Ralph Tillman, Chief of Asset Management at the facility, said that the VA would issue a formal solicitation for homeless service providers to submit offers to manage Building 209 on December 8, with responsive offers due February 9, 2009, and a contract award expected in or about April, 2009. He said that the VA had determined that there were a sufficient number of providers to bid on the 50-year contract to make the bidding competitive.
Santa Monica City Councilman Bobby Shriver, who was instrumental in obtaining the VA commitment to dedicate the three buildings to housing homeless veterans, asked when the second and third buildings would become available. Tillman said that the VA regarded Building 209 as “a pilot project,” with Building 205 to be let out for bid in a “reasonably short period of time,” but he would not be more specific.
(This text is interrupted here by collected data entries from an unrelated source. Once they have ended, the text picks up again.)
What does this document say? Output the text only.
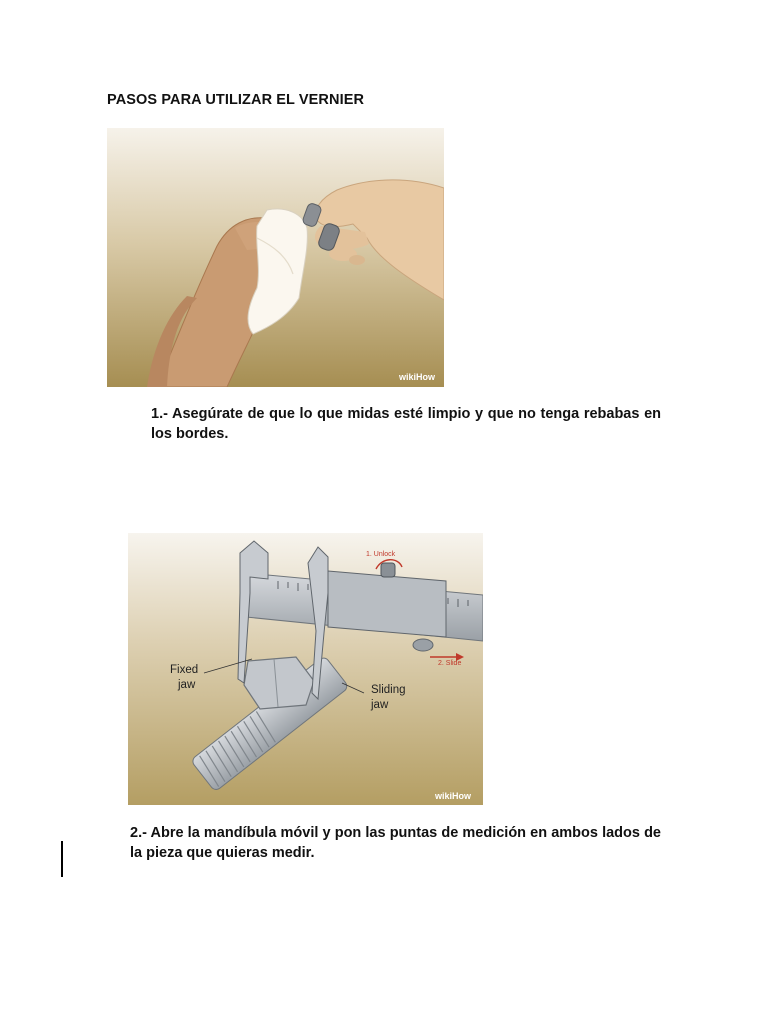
PASOS PARA UTILIZAR EL VERNIER
wikiHow
1.- Asegúrate de que lo que midas esté limpio y que no tenga rebabas en los bordes.
Fixed
jaw	Sliding
jaw
1. Unlock
2. Slide
wikiHow
2.- Abre la mandíbula móvil y pon las puntas de medición en ambos lados de la pieza que quieras medir.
The contract specifications call for approximately 50 single-occupancy housing units, said Tillman, and he estimated that the contractor would face $11 million of basic building rehabilitation before “tenant improvements” for the project. No estimate was given as to when the building would be available for occupancy.
Shriver, who was the only elected official at the meeting, stressed the urgency of providing the housing inasmuch as there are 80,000 homeless on any given night in Los Angeles County, a substantial number of whom are veterans. Flora Gil Krisiloff of Supervisor Zev Yaroslavsky’s office inquired as to how residents of the building would be referred to the program, and Jon Sherin, VA Associate Chief of Psychiatry, said that he expected tenants would be referred from other programs at the VA.
Ray Klein of the Brentwood Community Council asked how the program to be housed in Building 209 would deal with veterans who failed to adhere to the clean and sober policy of the VA, and Chief of Community Care Bill Daniels said that there were a “network of agencies” suited to each person’s needs and that we “don’t give up on anybody.”